Obesity weighs heavy on heart: study

Heart attacks are hitting the overweight more than a decade sooner than "normal" weight people, researchers are reporting.

SHARON KIRKEY, Canwest News Service, September 22, 2008


A study of more than 111,000 people is one of the first to put real numbers to the risk of obesity and suggests "excess adiposity" - fat tissue - is more dangerous to the heart than smoking.

"The leading theory in cardiology right now is that the fat tissue is actually producing factors that precipitate heart attacks," said lead author Peter McCullough, consultant cardiologist and chief of nutrition and prevention medicine at William Beaumont Hospital in Royal Oak, Mich. The theory is that cholesterol builds up in the coronary arteries and inflammatory or other chemicals produced by fat cells trigger the plaque to suddenly rupture, causing a blood clot to form and unleashing an acute heart attack.

Earlier studies "just didn't have enough patients of different body sizes having their first heart attack to really evaluate" whether obesity is associated with premature heart attacks, McCullough said.

His team analyzed data from a nationwide U.S. registry of people hospitalized for heart attack and unstable angina, or chest pain, from 2001 to 2007.

A total of 111,847 men and women who had experienced a first heart attack were included in the analysis. They were grouped according to their body mass index, or BMI, a measure of body fat based on height and weight.

Researchers found that, the heavier the person, the younger the age of a first heart attack. The most obese people had their heart attacks when they were 59, on average.

That compares with about 75 for the leanest group (average body weight of about 103 pounds, meaning they were considered underweight), and 71 for people of "normal" weight, where the average weight is about 142 pounds.

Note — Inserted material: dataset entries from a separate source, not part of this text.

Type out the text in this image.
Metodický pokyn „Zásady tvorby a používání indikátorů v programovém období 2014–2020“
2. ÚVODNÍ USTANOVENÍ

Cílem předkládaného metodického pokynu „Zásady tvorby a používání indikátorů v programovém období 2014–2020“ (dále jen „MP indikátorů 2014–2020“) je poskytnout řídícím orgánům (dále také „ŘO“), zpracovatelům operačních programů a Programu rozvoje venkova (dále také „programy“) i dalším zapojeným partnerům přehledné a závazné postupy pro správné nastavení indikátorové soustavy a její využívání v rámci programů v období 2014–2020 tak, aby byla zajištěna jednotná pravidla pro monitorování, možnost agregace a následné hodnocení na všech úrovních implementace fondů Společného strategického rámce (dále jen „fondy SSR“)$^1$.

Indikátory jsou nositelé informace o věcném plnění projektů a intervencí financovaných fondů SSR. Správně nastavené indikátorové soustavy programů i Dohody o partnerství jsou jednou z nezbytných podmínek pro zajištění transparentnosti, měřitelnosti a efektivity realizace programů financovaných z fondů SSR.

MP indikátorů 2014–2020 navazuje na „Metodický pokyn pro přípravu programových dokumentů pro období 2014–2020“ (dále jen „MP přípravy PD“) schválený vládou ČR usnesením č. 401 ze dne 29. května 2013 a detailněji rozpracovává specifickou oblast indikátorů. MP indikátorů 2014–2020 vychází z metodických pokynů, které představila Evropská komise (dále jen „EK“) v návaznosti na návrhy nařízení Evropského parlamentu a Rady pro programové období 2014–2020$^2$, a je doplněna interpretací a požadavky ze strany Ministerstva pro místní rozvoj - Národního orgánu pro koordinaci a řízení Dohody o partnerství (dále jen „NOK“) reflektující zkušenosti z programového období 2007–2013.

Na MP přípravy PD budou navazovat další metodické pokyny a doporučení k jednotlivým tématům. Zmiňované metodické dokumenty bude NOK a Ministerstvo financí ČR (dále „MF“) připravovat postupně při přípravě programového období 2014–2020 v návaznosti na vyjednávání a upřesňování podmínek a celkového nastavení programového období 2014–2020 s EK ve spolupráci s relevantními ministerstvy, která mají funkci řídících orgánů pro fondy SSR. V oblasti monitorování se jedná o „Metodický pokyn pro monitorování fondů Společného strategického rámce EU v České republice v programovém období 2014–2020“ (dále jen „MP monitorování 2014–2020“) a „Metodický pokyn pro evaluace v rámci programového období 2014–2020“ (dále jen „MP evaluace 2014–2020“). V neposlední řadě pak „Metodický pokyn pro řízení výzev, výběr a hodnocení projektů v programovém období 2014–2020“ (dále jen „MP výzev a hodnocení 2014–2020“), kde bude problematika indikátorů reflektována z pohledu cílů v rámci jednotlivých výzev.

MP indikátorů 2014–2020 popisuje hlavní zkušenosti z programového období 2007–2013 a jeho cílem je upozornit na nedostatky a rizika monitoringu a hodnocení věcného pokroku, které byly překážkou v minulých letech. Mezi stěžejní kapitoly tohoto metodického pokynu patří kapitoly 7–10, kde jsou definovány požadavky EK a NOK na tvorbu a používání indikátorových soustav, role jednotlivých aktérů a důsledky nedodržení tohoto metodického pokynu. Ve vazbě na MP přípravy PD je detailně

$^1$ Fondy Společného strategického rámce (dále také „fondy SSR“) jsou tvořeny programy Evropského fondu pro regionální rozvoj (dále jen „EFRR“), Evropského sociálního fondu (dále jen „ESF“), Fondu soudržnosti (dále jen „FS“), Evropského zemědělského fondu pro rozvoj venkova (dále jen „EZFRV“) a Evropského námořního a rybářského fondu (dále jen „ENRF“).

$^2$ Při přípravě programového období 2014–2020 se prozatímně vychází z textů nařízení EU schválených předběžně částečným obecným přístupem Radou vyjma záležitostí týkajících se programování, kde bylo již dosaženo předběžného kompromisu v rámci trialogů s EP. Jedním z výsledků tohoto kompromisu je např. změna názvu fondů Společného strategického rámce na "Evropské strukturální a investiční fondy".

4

The most obese group had a BMI of 40 or more and weighed on average 280 pounds. The rate of diabetes was 17 per cent in the leanest group, and 49 per cent in the most obese.

"You can get a feeling of how obesity-driven diabetes is," McCullough said.

All the patients, regardless of body size, had about the same level of LDL cholesterol, the so-called bad cholesterol thought to be a major risk factor for heart attacks. That means the excess fat is causing heart disease in other ways, McCullough said. Rates of smoking were equal across the board: "We really can't blame it on smoking."

"Those patients at the highest body weight on average lost 12 years of life before their first heart attack." The second most important factor was smoking, "where they lost just under 10 years of life before a first heart attack.

"This is really the first study that shows that some factors are more powerful than smoking in terms of the prematurity of myocardial infarction (a heart attack)," McCullough said.

The study involved a type of heart attack called non-ST-segment elevation myocardial infarction. They always require hospitalization and have an in-hospital fatality rate of about 10 per cent, and about 20 per cent over the next six months, McCullough said.

"They are not trivial events. They account for a leading cause of patients to lose time away from work and actually seek medical disability."

The study clearly shows "that, contrary to some of the arguments out there about whether or not excess weight may be protective ... there is a tremendous risk difference in terms of having your first heart attack if you are overweight or obese," said. Arya Sharma, chair of obesity research and management at the University of Alberta in Edmonton.

"You're having a heart attack a decade before those who don't have a weight problem," Sharma said. "And 59 is actually a very young age. These are people who aren't even close to retirement."

McCullough says people could reduce their risk of cardiovascular disease by losing weight and body fat. According to the Canadian Community Health Survey, 23 per cent of Canadians 18 and older are obese.

The study appears in the most recent issue of the Journal of the American College of Cardiology.